Al oír eso fruncí el ceño. Mi padre y él no podían tener la misma edad. Malchuskin captó mi expresión.
—No se preocupe —dijo—. Algún día comprenderá. Se enterará de las cosas de la manera más difícil, tal como lo establece este maldito sistema de gremios. La vida en el gremio del Futuro es muy extraña. No era para mí, pero supongo que a usted le va a ir bien.
—¿Por qué no quería usted ser un Futuro?
—Yo no dije que no quisiera. No era grupo para mí. Mi padre era Constructor de Vías. Otra vez el sistema de los gremios. Usted quiere seguir el camino más arduo, y lo han puesto en buenas manos. ¿Tiene experiencia en el trabajo manual?
—No...
Lanzó una gran carcajada.
—Los aprendices suelen no tener nada de experiencia. Ya se acostumbrará. —Se puso de pie—. Deberíamos ir comenzando. Es temprano, pero ahora que me sacó de la cama, no tiene sentido quedamos perezosos. Ya tengo demasiados haraganes.
Salió de la cabaña.
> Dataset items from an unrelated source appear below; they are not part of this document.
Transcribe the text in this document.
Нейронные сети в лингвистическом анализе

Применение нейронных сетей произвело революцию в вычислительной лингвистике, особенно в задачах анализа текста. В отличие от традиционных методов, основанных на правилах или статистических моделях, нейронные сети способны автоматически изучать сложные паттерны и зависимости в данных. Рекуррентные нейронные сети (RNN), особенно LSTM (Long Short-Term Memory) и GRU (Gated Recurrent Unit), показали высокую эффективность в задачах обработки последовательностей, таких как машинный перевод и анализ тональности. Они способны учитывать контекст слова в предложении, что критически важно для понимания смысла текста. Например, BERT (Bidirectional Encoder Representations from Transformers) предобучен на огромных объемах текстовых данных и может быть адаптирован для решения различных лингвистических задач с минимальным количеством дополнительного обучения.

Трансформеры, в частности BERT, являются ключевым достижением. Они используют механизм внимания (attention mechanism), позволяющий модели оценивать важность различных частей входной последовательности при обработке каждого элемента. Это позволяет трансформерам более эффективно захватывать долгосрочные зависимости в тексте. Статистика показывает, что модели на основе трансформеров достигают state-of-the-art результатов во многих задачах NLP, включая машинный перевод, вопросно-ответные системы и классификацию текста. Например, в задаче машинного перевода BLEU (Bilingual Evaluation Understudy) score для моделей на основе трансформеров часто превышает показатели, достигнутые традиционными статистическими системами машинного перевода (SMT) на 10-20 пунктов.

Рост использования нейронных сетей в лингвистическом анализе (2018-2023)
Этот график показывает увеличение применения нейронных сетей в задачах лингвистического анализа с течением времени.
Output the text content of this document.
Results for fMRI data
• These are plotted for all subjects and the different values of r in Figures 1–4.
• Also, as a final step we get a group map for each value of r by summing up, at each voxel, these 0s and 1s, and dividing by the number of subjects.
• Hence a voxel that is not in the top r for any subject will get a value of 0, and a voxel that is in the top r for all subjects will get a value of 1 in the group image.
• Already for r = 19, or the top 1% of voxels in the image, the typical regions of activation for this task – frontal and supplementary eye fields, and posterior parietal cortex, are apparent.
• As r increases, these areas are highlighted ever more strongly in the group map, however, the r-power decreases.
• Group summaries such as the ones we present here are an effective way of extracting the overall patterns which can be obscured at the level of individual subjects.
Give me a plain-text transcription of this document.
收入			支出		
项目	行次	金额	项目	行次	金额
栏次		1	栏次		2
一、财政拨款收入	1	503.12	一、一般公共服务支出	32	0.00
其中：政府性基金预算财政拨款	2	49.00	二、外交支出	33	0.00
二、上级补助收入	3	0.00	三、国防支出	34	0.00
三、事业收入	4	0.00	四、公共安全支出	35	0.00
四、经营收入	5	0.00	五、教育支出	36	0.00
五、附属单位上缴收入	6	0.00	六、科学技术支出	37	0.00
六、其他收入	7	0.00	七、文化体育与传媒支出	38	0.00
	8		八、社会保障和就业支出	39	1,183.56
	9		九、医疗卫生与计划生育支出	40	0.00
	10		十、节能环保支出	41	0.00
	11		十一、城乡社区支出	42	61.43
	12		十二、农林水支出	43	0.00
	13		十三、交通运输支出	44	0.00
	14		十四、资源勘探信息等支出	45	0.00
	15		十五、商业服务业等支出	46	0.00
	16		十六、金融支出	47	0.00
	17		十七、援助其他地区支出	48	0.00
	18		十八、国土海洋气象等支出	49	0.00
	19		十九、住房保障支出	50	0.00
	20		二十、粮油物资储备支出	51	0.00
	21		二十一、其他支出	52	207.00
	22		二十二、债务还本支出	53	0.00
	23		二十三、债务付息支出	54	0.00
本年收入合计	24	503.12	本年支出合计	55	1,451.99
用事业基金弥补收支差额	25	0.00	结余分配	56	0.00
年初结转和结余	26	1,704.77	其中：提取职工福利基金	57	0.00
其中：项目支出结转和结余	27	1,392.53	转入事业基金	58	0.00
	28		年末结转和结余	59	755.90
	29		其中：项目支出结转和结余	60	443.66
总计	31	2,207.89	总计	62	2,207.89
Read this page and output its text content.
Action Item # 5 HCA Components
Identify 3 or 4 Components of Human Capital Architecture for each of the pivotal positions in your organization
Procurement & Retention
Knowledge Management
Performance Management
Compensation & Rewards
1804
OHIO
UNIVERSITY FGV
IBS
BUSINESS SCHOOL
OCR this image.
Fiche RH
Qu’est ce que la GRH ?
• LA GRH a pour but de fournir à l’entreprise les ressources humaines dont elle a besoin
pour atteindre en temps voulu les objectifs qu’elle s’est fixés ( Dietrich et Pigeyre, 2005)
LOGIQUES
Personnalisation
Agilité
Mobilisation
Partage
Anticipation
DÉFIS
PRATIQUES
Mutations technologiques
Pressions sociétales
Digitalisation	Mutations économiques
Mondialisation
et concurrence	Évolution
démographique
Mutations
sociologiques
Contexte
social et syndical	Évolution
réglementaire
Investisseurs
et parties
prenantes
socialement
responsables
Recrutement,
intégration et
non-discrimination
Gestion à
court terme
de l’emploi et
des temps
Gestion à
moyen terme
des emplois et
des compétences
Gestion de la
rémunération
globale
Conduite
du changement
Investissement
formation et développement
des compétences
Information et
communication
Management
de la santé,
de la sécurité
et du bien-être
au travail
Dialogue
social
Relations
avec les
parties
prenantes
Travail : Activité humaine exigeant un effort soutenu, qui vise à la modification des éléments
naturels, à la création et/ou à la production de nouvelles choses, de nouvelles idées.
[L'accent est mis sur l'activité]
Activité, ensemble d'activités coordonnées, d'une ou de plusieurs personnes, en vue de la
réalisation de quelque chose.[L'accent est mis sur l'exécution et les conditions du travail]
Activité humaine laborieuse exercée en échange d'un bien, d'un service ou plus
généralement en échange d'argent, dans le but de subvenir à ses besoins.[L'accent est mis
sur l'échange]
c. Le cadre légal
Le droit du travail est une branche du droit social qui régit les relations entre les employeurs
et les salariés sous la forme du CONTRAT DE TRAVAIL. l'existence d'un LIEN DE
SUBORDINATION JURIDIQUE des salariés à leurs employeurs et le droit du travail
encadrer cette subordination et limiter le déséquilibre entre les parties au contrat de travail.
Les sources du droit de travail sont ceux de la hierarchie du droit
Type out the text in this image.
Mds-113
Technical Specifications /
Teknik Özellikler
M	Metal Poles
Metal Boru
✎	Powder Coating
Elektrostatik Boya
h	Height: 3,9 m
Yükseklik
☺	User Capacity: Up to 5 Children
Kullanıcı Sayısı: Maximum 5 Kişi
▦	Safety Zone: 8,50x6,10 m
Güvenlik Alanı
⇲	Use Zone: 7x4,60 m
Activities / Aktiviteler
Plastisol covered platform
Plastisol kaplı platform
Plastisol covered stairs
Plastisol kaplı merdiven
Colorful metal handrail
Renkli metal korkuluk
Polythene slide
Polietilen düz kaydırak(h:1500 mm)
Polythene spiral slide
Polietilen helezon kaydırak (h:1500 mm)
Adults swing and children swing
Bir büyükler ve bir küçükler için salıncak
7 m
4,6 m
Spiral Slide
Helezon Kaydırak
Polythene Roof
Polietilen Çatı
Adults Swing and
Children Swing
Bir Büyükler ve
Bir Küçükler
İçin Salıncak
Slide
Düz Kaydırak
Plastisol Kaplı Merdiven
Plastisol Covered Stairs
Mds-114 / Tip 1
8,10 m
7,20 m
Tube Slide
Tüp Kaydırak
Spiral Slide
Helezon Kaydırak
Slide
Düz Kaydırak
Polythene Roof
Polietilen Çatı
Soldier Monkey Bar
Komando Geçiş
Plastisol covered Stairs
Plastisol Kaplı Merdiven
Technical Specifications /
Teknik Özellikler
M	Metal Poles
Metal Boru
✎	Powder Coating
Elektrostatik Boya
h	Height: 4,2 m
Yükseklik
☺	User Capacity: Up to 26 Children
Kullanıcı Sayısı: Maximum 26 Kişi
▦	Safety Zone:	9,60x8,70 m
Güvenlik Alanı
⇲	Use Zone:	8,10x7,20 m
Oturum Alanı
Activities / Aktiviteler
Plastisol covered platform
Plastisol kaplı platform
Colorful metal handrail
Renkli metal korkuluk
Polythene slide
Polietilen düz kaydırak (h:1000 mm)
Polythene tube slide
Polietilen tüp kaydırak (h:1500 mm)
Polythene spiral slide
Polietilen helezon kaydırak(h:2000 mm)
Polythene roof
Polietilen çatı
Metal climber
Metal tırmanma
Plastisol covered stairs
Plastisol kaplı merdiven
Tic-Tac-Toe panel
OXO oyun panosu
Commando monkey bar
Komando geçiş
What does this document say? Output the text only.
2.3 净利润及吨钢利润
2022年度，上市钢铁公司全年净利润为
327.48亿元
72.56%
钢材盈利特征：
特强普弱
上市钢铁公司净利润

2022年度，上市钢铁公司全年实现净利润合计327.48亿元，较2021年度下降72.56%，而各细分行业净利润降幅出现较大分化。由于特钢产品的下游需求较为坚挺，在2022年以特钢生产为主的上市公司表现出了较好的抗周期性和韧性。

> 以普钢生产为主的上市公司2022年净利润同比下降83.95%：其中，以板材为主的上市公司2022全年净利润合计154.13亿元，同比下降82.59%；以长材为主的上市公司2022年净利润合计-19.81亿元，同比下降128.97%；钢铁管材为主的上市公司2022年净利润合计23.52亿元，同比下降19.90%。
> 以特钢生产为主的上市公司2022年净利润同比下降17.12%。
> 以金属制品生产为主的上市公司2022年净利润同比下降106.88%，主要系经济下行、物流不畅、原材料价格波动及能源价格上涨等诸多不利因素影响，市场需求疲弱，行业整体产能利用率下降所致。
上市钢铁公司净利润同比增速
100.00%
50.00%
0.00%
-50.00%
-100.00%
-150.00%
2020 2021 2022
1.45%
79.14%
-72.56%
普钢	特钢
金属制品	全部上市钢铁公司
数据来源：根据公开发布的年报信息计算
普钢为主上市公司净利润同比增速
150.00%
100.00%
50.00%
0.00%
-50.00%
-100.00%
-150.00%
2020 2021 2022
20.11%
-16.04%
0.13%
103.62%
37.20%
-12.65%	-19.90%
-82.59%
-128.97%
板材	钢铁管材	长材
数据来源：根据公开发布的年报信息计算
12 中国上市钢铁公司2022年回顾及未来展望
Yo apuré el resto de mi café escaldándome la lengua y salí detrás de él. Malchuskin se dirigía hacia las otras dos cabañas. Lo alcancé.
Con una llave inglesa golpeó fuertemente la puerta de ambas, gritándoles a los ocupantes que era hora de levantarse. Por las marcas en las puertas me di cuenta de que debía golpearlas siempre con algo de metal.
Escuchamos movimientos en el interior.
Malchuskin volvió a su cabaña y empezó a elegir unas herramientas.
—No se meta mucho con estos hombres —me advirtió—. No son de la ciudad. A uno de ellos, Rafael, lo puse de jefe. Sabe un poco de inglés y hace las veces de intérprete. Si necesita algo, hable con él. O mejor, hable conmigo. No creo que haya ningún problema, pero si lo hubiera... avíseme. ¿De acuerdo?